Selon Freud, il témoigne  aussi des lois de l’organisation du psychisme (les mêmes que celles du langage) et du fonctionnement de l’inconscient.
Contrairement aux cultures chamaniques où le rêve était valorisé, où il était conseillé de le rapporter au groupe pour s'en défaire ou plutôt d'en faire quelque chose, de le partager pour lui donner du sens, notre civilisation le refoule, s'en débarrasse comme s'il constituait un danger.
Vite l'effacer de sa mémoire est un réflexe commun. Il nous effraye car il contredit notre rationalité, fait apparaître les désirs refoulés et laisse entrevoir un univers incohérent, contradictoire.
À part les psychanalystes et certains chercheurs qui en étudient les aspects physiologiques, il ne fait pas l'objet d'études à sa mesure.
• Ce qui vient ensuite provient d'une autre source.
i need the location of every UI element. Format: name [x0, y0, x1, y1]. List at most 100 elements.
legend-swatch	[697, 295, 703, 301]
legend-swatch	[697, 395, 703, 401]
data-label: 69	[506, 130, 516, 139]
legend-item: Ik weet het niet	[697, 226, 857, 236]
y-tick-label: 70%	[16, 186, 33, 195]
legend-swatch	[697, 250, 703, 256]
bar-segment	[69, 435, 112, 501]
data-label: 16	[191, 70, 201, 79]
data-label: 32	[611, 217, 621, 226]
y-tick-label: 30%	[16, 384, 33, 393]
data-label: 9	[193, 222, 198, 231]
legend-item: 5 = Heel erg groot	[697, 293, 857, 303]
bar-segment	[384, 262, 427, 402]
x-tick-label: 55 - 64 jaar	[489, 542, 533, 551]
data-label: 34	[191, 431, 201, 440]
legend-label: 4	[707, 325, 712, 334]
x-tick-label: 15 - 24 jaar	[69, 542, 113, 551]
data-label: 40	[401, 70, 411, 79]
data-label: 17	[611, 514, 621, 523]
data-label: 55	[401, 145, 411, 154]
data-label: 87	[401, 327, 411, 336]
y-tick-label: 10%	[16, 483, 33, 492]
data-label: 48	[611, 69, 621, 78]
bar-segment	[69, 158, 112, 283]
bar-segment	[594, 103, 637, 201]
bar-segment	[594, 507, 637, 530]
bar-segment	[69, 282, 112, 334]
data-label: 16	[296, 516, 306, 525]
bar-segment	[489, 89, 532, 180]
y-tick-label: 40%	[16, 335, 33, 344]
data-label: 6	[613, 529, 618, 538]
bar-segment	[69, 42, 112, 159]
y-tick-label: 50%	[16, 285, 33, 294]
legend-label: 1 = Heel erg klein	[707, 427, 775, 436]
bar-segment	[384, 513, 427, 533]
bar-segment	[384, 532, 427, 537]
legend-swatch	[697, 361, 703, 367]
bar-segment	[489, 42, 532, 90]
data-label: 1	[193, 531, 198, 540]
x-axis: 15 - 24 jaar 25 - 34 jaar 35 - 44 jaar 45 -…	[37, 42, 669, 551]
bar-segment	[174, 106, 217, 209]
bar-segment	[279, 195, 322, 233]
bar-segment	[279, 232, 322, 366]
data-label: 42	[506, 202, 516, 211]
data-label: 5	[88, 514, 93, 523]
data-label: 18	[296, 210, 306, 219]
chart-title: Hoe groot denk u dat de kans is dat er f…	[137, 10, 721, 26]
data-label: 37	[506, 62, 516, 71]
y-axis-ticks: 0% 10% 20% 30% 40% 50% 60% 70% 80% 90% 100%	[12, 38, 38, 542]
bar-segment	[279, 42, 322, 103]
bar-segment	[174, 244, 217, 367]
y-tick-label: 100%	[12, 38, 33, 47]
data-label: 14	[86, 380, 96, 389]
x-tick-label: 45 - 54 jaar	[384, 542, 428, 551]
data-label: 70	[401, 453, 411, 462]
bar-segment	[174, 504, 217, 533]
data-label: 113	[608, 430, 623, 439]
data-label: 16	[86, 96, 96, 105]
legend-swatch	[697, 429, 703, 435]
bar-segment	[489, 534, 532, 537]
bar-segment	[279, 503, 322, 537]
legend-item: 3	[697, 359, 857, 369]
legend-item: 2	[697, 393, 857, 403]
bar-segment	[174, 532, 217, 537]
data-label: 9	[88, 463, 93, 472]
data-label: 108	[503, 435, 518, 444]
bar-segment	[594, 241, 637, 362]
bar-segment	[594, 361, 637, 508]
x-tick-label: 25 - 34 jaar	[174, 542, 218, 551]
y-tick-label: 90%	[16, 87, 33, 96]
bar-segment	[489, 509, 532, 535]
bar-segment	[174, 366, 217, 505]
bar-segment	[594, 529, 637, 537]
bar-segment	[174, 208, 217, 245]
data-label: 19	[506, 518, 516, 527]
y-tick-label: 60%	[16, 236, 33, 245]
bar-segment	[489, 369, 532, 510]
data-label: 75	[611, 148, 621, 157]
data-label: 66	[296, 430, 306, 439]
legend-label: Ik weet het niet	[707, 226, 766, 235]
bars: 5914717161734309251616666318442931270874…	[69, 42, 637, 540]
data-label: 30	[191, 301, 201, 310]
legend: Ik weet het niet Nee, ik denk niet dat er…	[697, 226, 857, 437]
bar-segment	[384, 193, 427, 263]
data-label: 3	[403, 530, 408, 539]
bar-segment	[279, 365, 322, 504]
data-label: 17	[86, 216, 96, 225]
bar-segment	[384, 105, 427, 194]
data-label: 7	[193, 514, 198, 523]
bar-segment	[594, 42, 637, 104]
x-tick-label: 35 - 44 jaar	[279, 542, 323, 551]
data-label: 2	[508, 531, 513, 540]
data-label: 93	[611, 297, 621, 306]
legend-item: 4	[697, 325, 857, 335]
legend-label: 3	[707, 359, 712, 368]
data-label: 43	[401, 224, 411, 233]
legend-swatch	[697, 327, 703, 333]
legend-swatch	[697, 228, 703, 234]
Il pose pourtant de nombreuses questions et d'abord celle de la survie. Comment se fait-il qu'un organisme aussi élaboré que le nôtre s'abandonne complètement et reste sans défense pendant de longues minutes. Le sommeil qui repose et répare le corps entraîne aussi cette phase dite "paradoxale" (6 minutes toutes les 25 minutes) où nous sommes totalement déconnectés de notre corps tout en ayant une activité cérébrale aussi importante (voire plus ?) que pendant l'éveil.

Si l'homosapiens, cet animal si perfectionné, se met en danger, c'est qu'il doit y avoir de puissantes raisons pour cela. Il y aurait un besoin de digérer le mental, les traumas, comme on digère la nourriture ? Il servirait en sorte à métaboliser le traumatique pour, au réveil, nous rendre notre conscience rationnelle, comme si elle avait été lavée, nettoyée (des études nous ont appris que si on empêche un individu de rêver, il devient fou).
La plupart du temps, les rêves sont effacés par les phases suivantes du sommeil.  Quelques bribes néanmoins traversent les deux champs, des bouts de rêve, les plus angoissants, nous réveillent parfois, mettant du temps à de dissiper, hantent notre conscience.

Le rêve est une énigme quotidienne et sa représentation se joue de tous les sens, de toutes les techniques, de toutes les approches artistiques. il est incohérent et semble impossible à représenter tant il est complexe. Le cinéma, avec ses montages époustouflants, ses scénarios abracadabrants, ses sons fulgurants, ses sauts dans le temps ou l'espace, etc., est peut-être l'art qui se rapproche le plus du rêve.
Mais l'art ou la science qui pourrait rendre compte de ses causes et de ses implications semble impossible tant le rêve est insaisissable. Cette énigme au cœur de chacun est loin d'être résolue.